Dicas para um visual mais luxuoso...sem gastar uma fortuna (parte II)

 Aimée de Heeren
Tal como prometido, aqui fica a continuação da parte I das nossas dicas para ficar janotíssima sem muito esforço nem gastos astronómicos:


5 - Postura impecável
Uma postura perfeita e um andar gracioso são meio caminho andado para uma figura agradável, independentemente do tamanho que se veste. A única mulher que consegue corcovar e ser considerada elegante, que me lembre, é Anna Dello Russo, mas ela é uma original. Quanto a balançar as ancas e 
bambolear-se, nem pensar nisso é bom: vulgariza até a mulher mais bem parecida.
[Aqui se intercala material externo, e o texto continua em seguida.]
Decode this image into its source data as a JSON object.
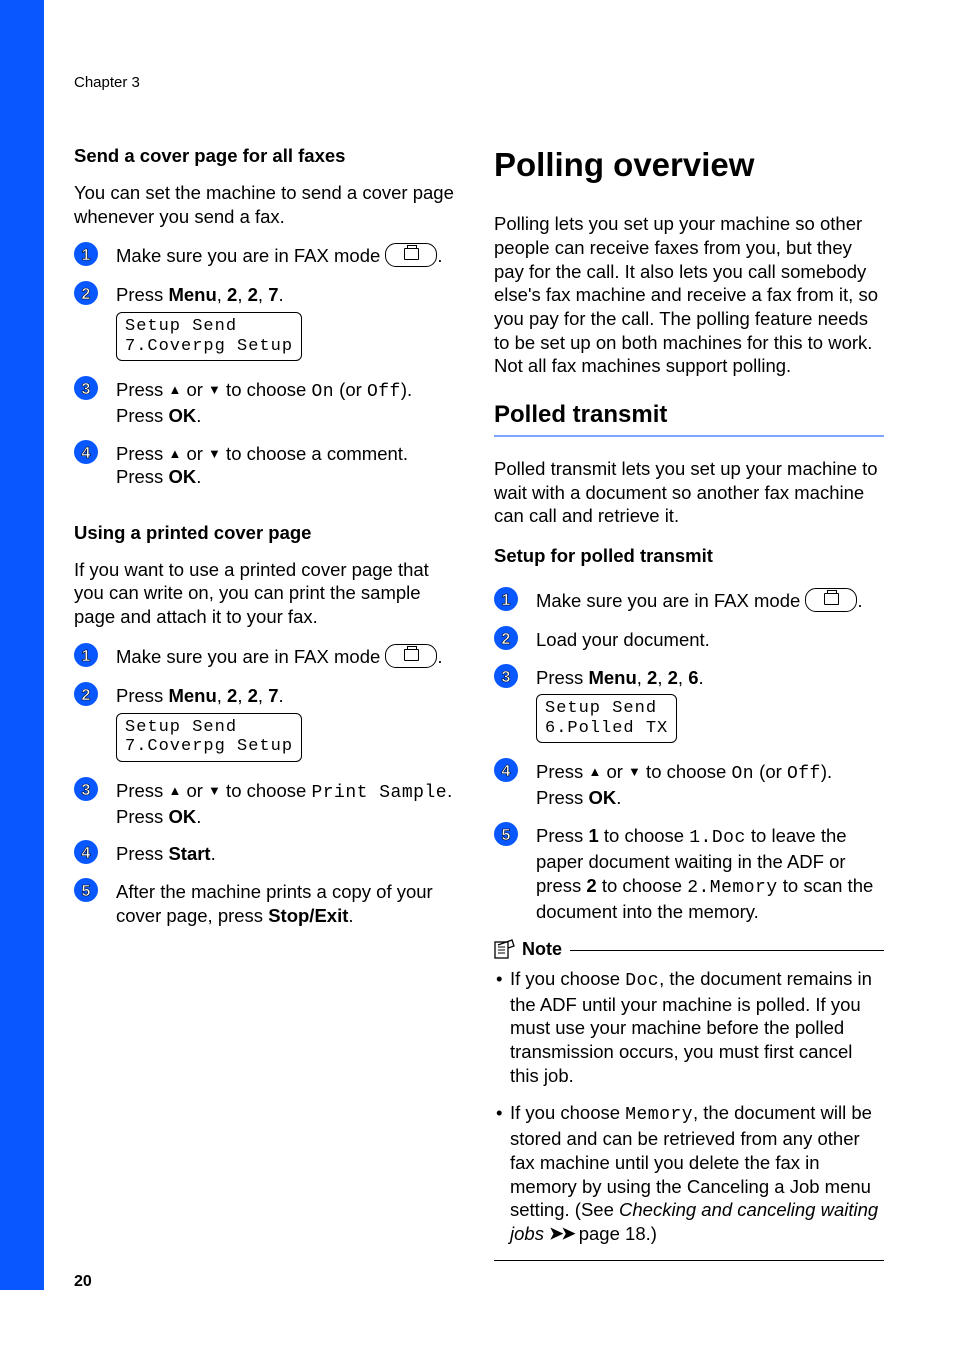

As velhas regras de manter os abdominais contraídos, costas direitas, ombros relaxados, a cabeça erguida como se tentasse equilibrar um livro (quer tenha usado ou não esse truque em pequena, é sempre bom treinar) ancas para a frente e apoiar os pés primeiro no calcanhar (e não nos dedos) enquanto caminha jamais passarão de moda. Isto é um exercício diário, e convém que o seja de modo a sair naturalmente - mas vejo muitas mulheres que só se lembram de o pôr em prática em dias especiais. Erro crasso, até porque a prática ajuda a caminhar correctamente de saltos altos.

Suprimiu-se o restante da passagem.